Similarly, Ford himself testified at a June 5, 2002, hearing of the Western Hemisphere, Peace Corps, and Narcotics Affairs Subcommittee of the Senate Foreign Relations Committee -- convened primarily to address Bolton's Heritage speech -- that the intelligence community's assessment of Cuba's BW capability is properly characterized as an "effort," rather than a "program." Ford fielded questions from Sen. Christopher Dodd (D-CT):

FORD: The only thing that we would say differently is that I don't think that we would have to footnote to emphasize that it was an effort, not a program which I&R [Intelligence & Research] did, and I think that the rest of the community now feels as strongly as we do that the evidence will support that there is a limited BW offensive development program -- effort -- but not a program. And so that the community's view has been refined. ...

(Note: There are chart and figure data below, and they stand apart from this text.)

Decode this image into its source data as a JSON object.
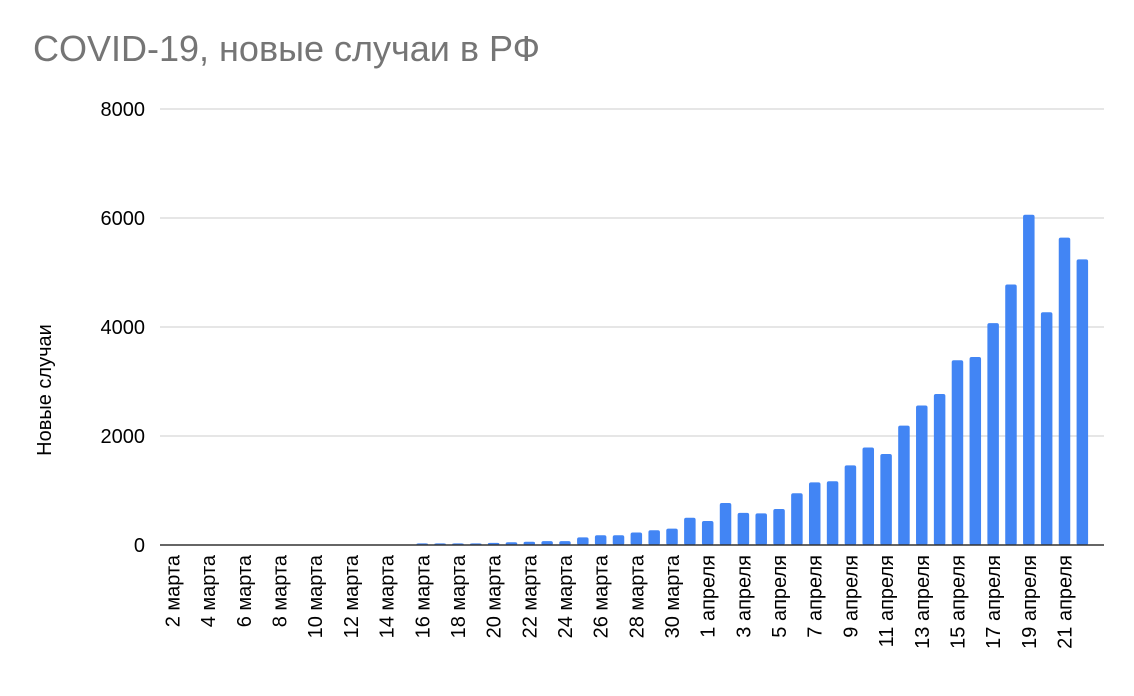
{
  "chart_data": {
    "type": "bar",
    "title": "COVID-19, новые случаи в РФ",
    "xlabel": "",
    "ylabel": "Новые случаи",
    "ylim": [
      0,
      8000
    ],
    "yticks": [
      "0",
      "2000",
      "4000",
      "6000",
      "8000"
    ],
    "grid": true,
    "bar_color": "#4285f4",
    "categories": [
      "2 марта",
      "3 марта",
      "4 марта",
      "5 марта",
      "6 марта",
      "7 марта",
      "8 марта",
      "9 марта",
      "10 марта",
      "11 марта",
      "12 марта",
      "13 марта",
      "14 марта",
      "15 марта",
      "16 марта",
      "17 марта",
      "18 марта",
      "19 марта",
      "20 марта",
      "21 марта",
      "22 марта",
      "23 марта",
      "24 марта",
      "25 марта",
      "26 марта",
      "27 марта",
      "28 марта",
      "29 марта",
      "30 марта",
      "31 марта",
      "1 апреля",
      "2 апреля",
      "3 апреля",
      "4 апреля",
      "5 апреля",
      "6 апреля",
      "7 апреля",
      "8 апреля",
      "9 апреля",
      "10 апреля",
      "11 апреля",
      "12 апреля",
      "13 апреля",
      "14 апреля",
      "15 апреля",
      "16 апреля",
      "17 апреля",
      "18 апреля",
      "19 апреля",
      "20 апреля",
      "21 апреля",
      "22 апреля"
    ],
    "values": [
      0,
      0,
      0,
      0,
      0,
      0,
      0,
      0,
      0,
      0,
      0,
      0,
      0,
      0,
      30,
      30,
      30,
      30,
      40,
      50,
      60,
      70,
      70,
      140,
      180,
      180,
      230,
      270,
      300,
      500,
      440,
      770,
      590,
      580,
      660,
      950,
      1150,
      1170,
      1460,
      1790,
      1670,
      2190,
      2560,
      2770,
      3390,
      3450,
      4070,
      4780,
      6060,
      4270,
      5640,
      5240
    ],
    "xtick_labels": [
      "2 марта",
      "4 марта",
      "6 марта",
      "8 марта",
      "10 марта",
      "12 марта",
      "14 марта",
      "16 марта",
      "18 марта",
      "20 марта",
      "22 марта",
      "24 марта",
      "26 марта",
      "28 марта",
      "30 марта",
      "1 апреля",
      "3 апреля",
      "5 апреля",
      "7 апреля",
      "9 апреля",
      "11 апреля",
      "13 апреля",
      "15 апреля",
      "17 апреля",
      "19 апреля",
      "21 апреля"
    ]
  }
}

DODD: I'm told by your staff that each word is selected very carefully and debated rather extensively.

FORD: True.

DODD: Because each word is terribly important.

FORD: That's correct.

The Journal quoted a subsequent portion of Ford's testimony to prove that Ford himself did not disagree with Bolton's draft speech, but the Journal omitted a third exchange from the hearing in which Ford admitted that he was not personally aware of the details surrounding the alterations to Bolton's speech. The Journal stated:

Connecticut Democrat Christopher Dodd -- one of Mr. Bolton's fiercest critics -- asked Mr. Ford: "Did you have any disagreements with the draft [Heritage] speech?" Mr. Ford replied, "On the intelligence side, we did not. We approved it. It was the language we had provided." We trust Mr. Dodd will recall this exchange when he questions Mr. Bolton today.

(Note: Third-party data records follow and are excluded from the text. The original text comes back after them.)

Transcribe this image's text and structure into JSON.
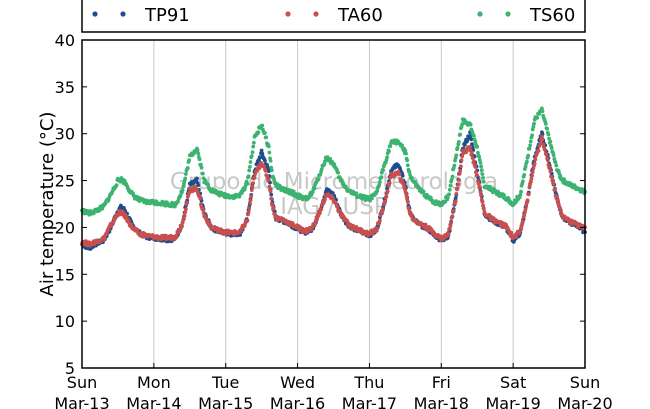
{
  "chart_data": {
    "type": "scatter",
    "ylabel": "Air temperature (°C)",
    "xlabel": "",
    "ylim": [
      5,
      40
    ],
    "yticks": [
      5,
      10,
      15,
      20,
      25,
      30,
      35,
      40
    ],
    "xlim_days": [
      0,
      7
    ],
    "x_unit": "days since Sun Mar-13 00:00",
    "xticks": [
      {
        "day": "Sun",
        "date": "Mar-13"
      },
      {
        "day": "Mon",
        "date": "Mar-14"
      },
      {
        "day": "Tue",
        "date": "Mar-15"
      },
      {
        "day": "Wed",
        "date": "Mar-16"
      },
      {
        "day": "Thu",
        "date": "Mar-17"
      },
      {
        "day": "Fri",
        "date": "Mar-18"
      },
      {
        "day": "Sat",
        "date": "Mar-19"
      },
      {
        "day": "Sun",
        "date": "Mar-20"
      }
    ],
    "grid": "vertical",
    "legend_position": "top",
    "watermark": [
      "Grupo de Micrometeorologia",
      "IAG / USP"
    ],
    "series": [
      {
        "name": "TP91",
        "color": "#1f4e8c",
        "x": [
          0,
          0.1,
          0.2,
          0.3,
          0.4,
          0.5,
          0.55,
          0.6,
          0.7,
          0.8,
          0.9,
          1.0,
          1.1,
          1.2,
          1.3,
          1.4,
          1.5,
          1.6,
          1.7,
          1.8,
          1.9,
          2.0,
          2.1,
          2.2,
          2.3,
          2.4,
          2.5,
          2.6,
          2.65,
          2.7,
          2.8,
          2.9,
          3.0,
          3.1,
          3.2,
          3.3,
          3.4,
          3.5,
          3.6,
          3.7,
          3.8,
          3.9,
          4.0,
          4.1,
          4.2,
          4.3,
          4.4,
          4.5,
          4.55,
          4.6,
          4.7,
          4.8,
          4.9,
          5.0,
          5.1,
          5.2,
          5.3,
          5.4,
          5.5,
          5.6,
          5.7,
          5.8,
          5.9,
          6.0,
          6.1,
          6.2,
          6.3,
          6.4,
          6.5,
          6.6,
          6.65,
          6.7,
          6.8,
          6.9,
          7.0
        ],
        "y": [
          18.2,
          17.8,
          18.3,
          18.6,
          20.0,
          21.8,
          22.2,
          21.8,
          20.2,
          19.4,
          19.0,
          18.9,
          18.8,
          18.7,
          18.8,
          20.5,
          24.5,
          25.0,
          21.5,
          20.0,
          19.6,
          19.4,
          19.3,
          19.4,
          20.8,
          26.0,
          28.0,
          26.0,
          22.5,
          21.0,
          20.7,
          20.3,
          19.9,
          19.5,
          19.8,
          21.5,
          24.0,
          23.5,
          21.5,
          20.3,
          19.8,
          19.5,
          19.2,
          19.7,
          22.5,
          26.0,
          26.8,
          24.5,
          22.0,
          21.0,
          20.3,
          19.9,
          19.3,
          18.6,
          19.1,
          23.0,
          28.5,
          30.0,
          26.0,
          21.5,
          20.8,
          20.4,
          20.0,
          18.6,
          19.4,
          23.0,
          27.5,
          30.0,
          27.0,
          23.5,
          22.0,
          21.0,
          20.5,
          20.2,
          19.5
        ]
      },
      {
        "name": "TA60",
        "color": "#c94f4f",
        "x": [
          0,
          0.1,
          0.2,
          0.3,
          0.4,
          0.5,
          0.55,
          0.6,
          0.7,
          0.8,
          0.9,
          1.0,
          1.1,
          1.2,
          1.3,
          1.4,
          1.5,
          1.6,
          1.7,
          1.8,
          1.9,
          2.0,
          2.1,
          2.2,
          2.3,
          2.4,
          2.5,
          2.6,
          2.65,
          2.7,
          2.8,
          2.9,
          3.0,
          3.1,
          3.2,
          3.3,
          3.4,
          3.5,
          3.6,
          3.7,
          3.8,
          3.9,
          4.0,
          4.1,
          4.2,
          4.3,
          4.4,
          4.5,
          4.55,
          4.6,
          4.7,
          4.8,
          4.9,
          5.0,
          5.1,
          5.2,
          5.3,
          5.4,
          5.5,
          5.6,
          5.7,
          5.8,
          5.9,
          6.0,
          6.1,
          6.2,
          6.3,
          6.4,
          6.5,
          6.6,
          6.65,
          6.7,
          6.8,
          6.9,
          7.0
        ],
        "y": [
          18.5,
          18.2,
          18.5,
          18.8,
          20.2,
          21.5,
          21.6,
          21.2,
          20.0,
          19.3,
          19.1,
          19.0,
          18.9,
          18.9,
          19.0,
          20.5,
          24.0,
          24.2,
          21.3,
          20.0,
          19.7,
          19.5,
          19.4,
          19.5,
          20.8,
          25.5,
          27.0,
          25.0,
          22.3,
          21.0,
          20.8,
          20.4,
          20.0,
          19.6,
          19.9,
          21.5,
          23.5,
          23.0,
          21.4,
          20.4,
          19.9,
          19.6,
          19.3,
          19.8,
          22.3,
          25.5,
          25.8,
          24.0,
          21.9,
          21.0,
          20.4,
          20.0,
          19.4,
          18.8,
          19.3,
          23.0,
          28.0,
          28.5,
          25.5,
          21.6,
          20.9,
          20.5,
          20.1,
          18.9,
          19.6,
          23.0,
          27.0,
          29.5,
          26.5,
          23.3,
          22.0,
          21.1,
          20.6,
          20.3,
          20.0
        ]
      },
      {
        "name": "TS60",
        "color": "#3cb371",
        "x": [
          0,
          0.1,
          0.2,
          0.3,
          0.4,
          0.5,
          0.55,
          0.6,
          0.7,
          0.8,
          0.9,
          1.0,
          1.1,
          1.2,
          1.3,
          1.4,
          1.5,
          1.6,
          1.7,
          1.8,
          1.9,
          2.0,
          2.1,
          2.2,
          2.3,
          2.4,
          2.5,
          2.6,
          2.65,
          2.7,
          2.8,
          2.9,
          3.0,
          3.1,
          3.2,
          3.3,
          3.4,
          3.5,
          3.6,
          3.7,
          3.8,
          3.9,
          4.0,
          4.1,
          4.2,
          4.3,
          4.4,
          4.5,
          4.55,
          4.6,
          4.7,
          4.8,
          4.9,
          5.0,
          5.1,
          5.2,
          5.3,
          5.4,
          5.5,
          5.6,
          5.7,
          5.8,
          5.9,
          6.0,
          6.1,
          6.2,
          6.3,
          6.4,
          6.5,
          6.6,
          6.65,
          6.7,
          6.8,
          6.9,
          7.0
        ],
        "y": [
          21.8,
          21.5,
          21.8,
          22.2,
          23.5,
          25.0,
          25.1,
          24.8,
          23.5,
          22.9,
          22.7,
          22.7,
          22.6,
          22.5,
          22.4,
          24.0,
          27.5,
          28.5,
          25.0,
          24.0,
          23.6,
          23.4,
          23.3,
          23.4,
          24.8,
          29.5,
          31.0,
          28.5,
          25.5,
          24.5,
          24.0,
          23.8,
          23.4,
          23.0,
          23.6,
          25.5,
          27.5,
          26.8,
          25.0,
          24.0,
          23.5,
          23.2,
          23.0,
          23.6,
          26.5,
          29.0,
          29.2,
          28.0,
          26.0,
          25.0,
          24.0,
          23.3,
          22.7,
          22.5,
          23.3,
          27.5,
          31.5,
          31.0,
          28.5,
          24.5,
          24.0,
          23.6,
          23.2,
          22.5,
          23.5,
          27.5,
          31.5,
          32.5,
          29.5,
          26.5,
          25.5,
          25.0,
          24.5,
          24.2,
          23.8
        ]
      }
    ]
  }
}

But later in the same testimony, when Sen. Carl Levin (D-MI) asked if it was correct that the initial draft of the speech referred to Cuba's BW "program," Ford responded, "No, sir," but immediately conceded that "the history has been told to me. I didn't live it, so I can only give you my version of it." And indeed, the Senate intelligence report contradicts Ford's secondhand account of the first draft of Bolton's speech, as noted above.

On the second charge -- that Bolton intimidated intelligence analysts who disputed his claim about Cuba -- the Senate intelligence report documents that Bolton allegedly lashed out at the intelligence analyst who altered his speech. But the Journal selectively quoted the report to claim falsely that this report "specifically clears" Bolton. The Journal noted the Senate report's finding that Bolton had "berated" the analyst, but ignored the report's additional finding that Bolton subsequently tried to have him removed. The Journal presented the fact that the analyst kept his job as "evidence" that Bolton had not engaged in intimidation. In fact, the report specifically noted that Bolton attempted to arrange the removal of the intelligence analyst who altered his Heritage draft; the analyst apparently kept his job despite Bolton's best efforts. Here's what the Journal stated:

Moreover, the Senate report specifically clears Mr. Bolton of charges relating to the Heritage speech. It quotes an unnamed analyst who said that Mr. Bolton "berated" him when he made changes to a draft of the speech. But he also said "he was not removed from his portfolio and that he did not suffer any negative effects professionally."

Here's the full relevant passage from the Senate Intelligence Committee report:

The analyst said that the Under Secretary [Bolton] had obtained a copy of his e-mail to the CIA [concerning changes to Bolton's Heritage draft] and called him in to the Under Secretary's office. The analyst said the Under Secretary "berated him," accused him of countermanding an Under Secretary and of trying to rewrite the Under Secretary's speech. The analyst said that six months after the incident, when his new office director met with the Under Secretary, the Under Secretary asked to have the analyst removed from his current worldwide chemical and biological weapons portfolio. The analyst said he was not removed from his portfolio and did not suffer any negative effects professionally, however, he was instructed by his supervisors to limit his contact with the Under Secretary's office.